-3-

92 9 9
                                    

o kadar uzun zamandır yazmıyorum ki hikayenin nasıl gittiğini unuttum (yorum yazın)

____________________________________________________

-hyunjin-

son zamanlarda gerek içimde, gerek etrafımda sebebini bilmediğim ve tarifini de yapamadığım bir huzursuzluk vardı.

bana kafayı yedirtecekti.

kendimi umursamaz veya fazla düşünen tipte biri olarak tanımlayamazdım, zira bunun ayrımını dahi yapamayacak kadar kendimle çelişiyordum. ancak size şu kadarını söyleyebilirim ki hastalıklı zihnimi ve ileride yaşayacağım gelecek hayatımı kesinlikle minho'yu ve boktan tavırlarını önemsediğim kadar önemsemiyordum.

evet, minho umrumdaydı.

bizimkilerle içmeye gittik.

aslında başlarda gitmeye pek yanaşmamıştım. bilirsiniz, barları ve içlerindeki o ağır, rahatsız edici havayı gecenin geç saatlerine kadar ciğerlerime çekmeye hiç mi hiç meraklı değildim. buna rağmen yine de arkadaşlarımın iyiliklerini düşünmedim ve onlara da barların ne kadar boktan mekanlar olduğunu anlatıp gitmekten vazgeçirmeye çalışmadım. ne yaparlarsa yapsınlardı, ama benim sığ düşünceli kırık aklım yine planlarını evde oyun oynamaya yönelik yapmıştı.

kısaca, arkadaşlarımın peşinde kuyruk gibi dolanıyordum. bir mekan seçtiler ve bana belirledikleri saatte evimin önünde olmam gerektiğine dair tatsız bir kısa mesaj yolladılar. mesajı görmedim. aslında, bildirimin geldiğini görmüştüm ancak changbin, bildirimlerini umursayacağım türden biri değildi. ben de son derece gamsız bir tavırla bildirimi yukarı kaydırmış ve son zamanlarda oynadığım en ilginç cri-ops ranked müsabakasına geri dönmüştüm.

o gece planlarım sabaha kadar konsolun başında ağzımın suyu akana kadar maç yapmaktı, yani en azından kapım kırılırcasına yumruklanmaya başlayana ve beni yerimden hoplatana kadar öyleydi.

changbin'in yine vizeler hakkında alması gereken notları almadığını ve benden not dilenmek için yazdığını düşünüyordum, ne yalan söyleyeyim. lakin ne dersler, ne sınavlar, ne de changbin'in tutuşmuş götü umrumun kenarından dahi geçmezdi.

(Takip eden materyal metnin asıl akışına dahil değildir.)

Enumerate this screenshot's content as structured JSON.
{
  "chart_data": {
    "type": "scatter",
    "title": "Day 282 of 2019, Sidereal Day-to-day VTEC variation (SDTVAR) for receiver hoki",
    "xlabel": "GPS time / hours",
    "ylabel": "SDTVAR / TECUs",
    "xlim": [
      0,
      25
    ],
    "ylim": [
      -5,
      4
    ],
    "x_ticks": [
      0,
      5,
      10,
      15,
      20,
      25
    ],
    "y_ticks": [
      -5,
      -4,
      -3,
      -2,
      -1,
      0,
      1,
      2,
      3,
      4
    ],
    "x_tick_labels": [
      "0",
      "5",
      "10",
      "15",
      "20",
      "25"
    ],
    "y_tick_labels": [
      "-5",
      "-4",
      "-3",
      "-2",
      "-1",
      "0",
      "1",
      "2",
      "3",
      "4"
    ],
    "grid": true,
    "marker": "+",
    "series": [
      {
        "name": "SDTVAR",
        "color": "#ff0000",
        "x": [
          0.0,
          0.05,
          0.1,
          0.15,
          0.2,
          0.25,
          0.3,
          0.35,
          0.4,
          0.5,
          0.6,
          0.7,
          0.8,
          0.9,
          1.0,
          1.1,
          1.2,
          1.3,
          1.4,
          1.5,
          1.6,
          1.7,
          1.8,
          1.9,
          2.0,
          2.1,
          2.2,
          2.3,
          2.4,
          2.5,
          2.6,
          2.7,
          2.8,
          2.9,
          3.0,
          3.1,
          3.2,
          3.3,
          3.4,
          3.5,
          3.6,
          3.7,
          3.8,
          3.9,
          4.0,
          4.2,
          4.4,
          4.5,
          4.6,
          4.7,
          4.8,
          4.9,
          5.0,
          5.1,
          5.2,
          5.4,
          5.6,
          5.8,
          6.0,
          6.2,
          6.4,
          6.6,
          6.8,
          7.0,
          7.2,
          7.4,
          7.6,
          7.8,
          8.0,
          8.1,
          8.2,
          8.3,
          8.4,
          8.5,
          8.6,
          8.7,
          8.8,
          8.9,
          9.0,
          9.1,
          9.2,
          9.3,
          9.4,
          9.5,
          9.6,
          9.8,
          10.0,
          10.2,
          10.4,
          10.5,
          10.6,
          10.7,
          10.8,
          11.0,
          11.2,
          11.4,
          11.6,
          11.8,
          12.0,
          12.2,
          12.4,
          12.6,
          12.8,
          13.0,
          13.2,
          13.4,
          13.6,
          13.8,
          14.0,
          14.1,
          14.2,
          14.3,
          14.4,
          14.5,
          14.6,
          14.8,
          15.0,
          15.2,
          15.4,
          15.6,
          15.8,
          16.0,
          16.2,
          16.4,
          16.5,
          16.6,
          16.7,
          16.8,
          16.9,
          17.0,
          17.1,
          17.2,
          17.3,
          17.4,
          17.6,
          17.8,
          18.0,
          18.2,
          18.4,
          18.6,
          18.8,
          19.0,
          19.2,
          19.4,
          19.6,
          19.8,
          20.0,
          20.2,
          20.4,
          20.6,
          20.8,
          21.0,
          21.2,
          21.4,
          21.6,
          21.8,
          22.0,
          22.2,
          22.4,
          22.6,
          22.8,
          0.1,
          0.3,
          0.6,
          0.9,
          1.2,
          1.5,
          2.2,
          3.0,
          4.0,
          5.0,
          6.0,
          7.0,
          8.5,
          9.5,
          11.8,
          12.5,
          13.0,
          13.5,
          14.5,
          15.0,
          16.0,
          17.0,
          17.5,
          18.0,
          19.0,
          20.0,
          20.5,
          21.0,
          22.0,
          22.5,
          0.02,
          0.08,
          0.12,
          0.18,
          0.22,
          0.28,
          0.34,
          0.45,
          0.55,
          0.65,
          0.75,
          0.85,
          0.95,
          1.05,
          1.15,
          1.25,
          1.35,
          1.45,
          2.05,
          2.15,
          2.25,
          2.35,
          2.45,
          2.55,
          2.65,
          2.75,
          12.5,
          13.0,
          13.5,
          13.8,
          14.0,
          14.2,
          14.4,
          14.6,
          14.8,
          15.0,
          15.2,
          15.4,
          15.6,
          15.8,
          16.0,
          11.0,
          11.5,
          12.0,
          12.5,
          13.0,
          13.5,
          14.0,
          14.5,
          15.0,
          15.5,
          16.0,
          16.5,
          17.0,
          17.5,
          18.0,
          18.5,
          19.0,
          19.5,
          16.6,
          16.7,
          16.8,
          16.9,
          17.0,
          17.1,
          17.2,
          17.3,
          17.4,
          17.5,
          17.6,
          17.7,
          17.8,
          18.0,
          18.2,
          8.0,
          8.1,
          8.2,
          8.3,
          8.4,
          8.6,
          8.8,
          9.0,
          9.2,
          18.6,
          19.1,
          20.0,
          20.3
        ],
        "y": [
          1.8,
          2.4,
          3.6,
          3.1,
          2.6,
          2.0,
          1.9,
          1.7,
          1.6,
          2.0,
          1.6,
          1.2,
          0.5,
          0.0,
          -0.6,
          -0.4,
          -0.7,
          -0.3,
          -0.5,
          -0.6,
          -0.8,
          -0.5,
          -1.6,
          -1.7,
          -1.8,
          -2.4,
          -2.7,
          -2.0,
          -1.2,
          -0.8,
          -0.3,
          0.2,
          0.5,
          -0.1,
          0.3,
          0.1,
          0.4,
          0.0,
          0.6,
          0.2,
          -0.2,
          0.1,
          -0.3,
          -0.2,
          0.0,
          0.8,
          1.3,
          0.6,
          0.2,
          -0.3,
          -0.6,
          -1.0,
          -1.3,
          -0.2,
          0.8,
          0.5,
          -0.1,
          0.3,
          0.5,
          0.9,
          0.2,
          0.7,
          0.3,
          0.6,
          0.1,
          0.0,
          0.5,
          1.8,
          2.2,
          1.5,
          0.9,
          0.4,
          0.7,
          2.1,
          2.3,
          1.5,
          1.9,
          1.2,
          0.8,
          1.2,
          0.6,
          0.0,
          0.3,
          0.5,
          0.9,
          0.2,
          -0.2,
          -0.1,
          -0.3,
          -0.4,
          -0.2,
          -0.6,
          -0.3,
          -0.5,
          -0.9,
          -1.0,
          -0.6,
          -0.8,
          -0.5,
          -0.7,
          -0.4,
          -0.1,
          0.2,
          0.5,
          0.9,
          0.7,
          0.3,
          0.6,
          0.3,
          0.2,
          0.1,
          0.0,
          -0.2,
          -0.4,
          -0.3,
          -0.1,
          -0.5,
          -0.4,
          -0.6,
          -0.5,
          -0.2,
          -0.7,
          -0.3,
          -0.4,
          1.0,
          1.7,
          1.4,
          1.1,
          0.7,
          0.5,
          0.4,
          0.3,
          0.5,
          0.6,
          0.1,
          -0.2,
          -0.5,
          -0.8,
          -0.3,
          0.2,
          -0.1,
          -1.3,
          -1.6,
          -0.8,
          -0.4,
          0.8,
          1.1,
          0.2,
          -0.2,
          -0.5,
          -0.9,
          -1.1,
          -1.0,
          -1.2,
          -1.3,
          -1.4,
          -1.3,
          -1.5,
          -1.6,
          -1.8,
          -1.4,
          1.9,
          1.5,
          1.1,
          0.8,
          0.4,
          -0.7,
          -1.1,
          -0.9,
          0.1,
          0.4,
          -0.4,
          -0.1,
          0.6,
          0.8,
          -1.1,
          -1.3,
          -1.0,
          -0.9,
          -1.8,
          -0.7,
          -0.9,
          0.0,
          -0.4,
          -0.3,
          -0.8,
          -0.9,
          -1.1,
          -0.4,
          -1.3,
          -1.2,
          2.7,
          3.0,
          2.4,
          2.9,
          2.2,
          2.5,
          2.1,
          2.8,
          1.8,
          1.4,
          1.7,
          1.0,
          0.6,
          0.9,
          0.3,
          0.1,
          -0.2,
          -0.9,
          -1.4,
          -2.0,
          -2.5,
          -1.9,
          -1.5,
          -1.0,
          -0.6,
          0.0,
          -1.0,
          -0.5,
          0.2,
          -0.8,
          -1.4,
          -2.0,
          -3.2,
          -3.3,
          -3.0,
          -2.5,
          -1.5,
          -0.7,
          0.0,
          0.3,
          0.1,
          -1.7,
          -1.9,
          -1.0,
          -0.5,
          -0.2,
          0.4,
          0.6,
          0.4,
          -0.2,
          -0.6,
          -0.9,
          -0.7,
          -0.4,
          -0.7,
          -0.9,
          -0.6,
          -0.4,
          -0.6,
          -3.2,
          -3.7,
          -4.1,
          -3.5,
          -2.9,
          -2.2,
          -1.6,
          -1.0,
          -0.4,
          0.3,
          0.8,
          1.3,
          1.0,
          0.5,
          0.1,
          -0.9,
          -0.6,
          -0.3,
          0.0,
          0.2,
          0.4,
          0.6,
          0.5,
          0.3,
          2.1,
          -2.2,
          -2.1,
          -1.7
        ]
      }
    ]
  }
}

sorarsanız size takımı taşıdığımı söylerdim ama bunun gerçeklikle uzaktan yakından alakası yoktu. hiçbir zaman iyi veya kötü bir oyuncu olmamıştım, hep vasattım. yine de kızları etkilemek için sık sık yalan söylediğim olurdu.

itiraf ediyorum.

ölünce konsolu sinirle sıkıp yere bıraktım ve ayağa kalkıp gürültülü bir şekilde yumruklanan kapıma doğru ilerledim. ben kapıyı sertçe açıp hesap sorar gibi karşımdaki üçlüye bakarken onlar da bana aynı bakışları atmaktan çekinmiyorlardı. "on altı dakika oldu hyunjin, ne bokuma bekletiyorsun bizi?"

seungmin her zamanki ciddi ama bir o kadar da sinir bozucu olan tavrıyla iğneleyici bir tonda konuştuğunda istemeden yüzümü ekşittim ve kapıyı ardına kadar dayayıp gözlerimi devirdim. "anneniz miyim ben sizin oğlum, bir boku da bensiz yapamıyor musunuz?"

"hyunjin git altına bir don çek gel sikmeyim."

ofladım. ciğerlerimde zehirli bir madde varmış da ölümle yaşam arasındaymışım gibi tükürdüm içimdeki tüm nefesi, gözlerini devirdiler. arkamı dönüp aynı umursamazlıkla odama ilerleyip açık oyun ekranını görmemeleri için girer girmez kapıyı sertçe örttüm. yine de evde olduğum zamanlarda yaptığım çok az şeyden biri oyun oymamaktı ve emindim ki oyunu onlara tercih ettiğimin pekala da farkındalardı.

dolabımı açmadım. onun yerine çalışma masamın önündeki sandalyeye gelişigüzel fırlattığım eşofman altımı ve sweatshirt'ümü üstüme geçirdim. evet, direkt geçirdim çünkü evin içinde genelde iç çamaşırlarımdan başka bir şey giyme gereği duymazdım.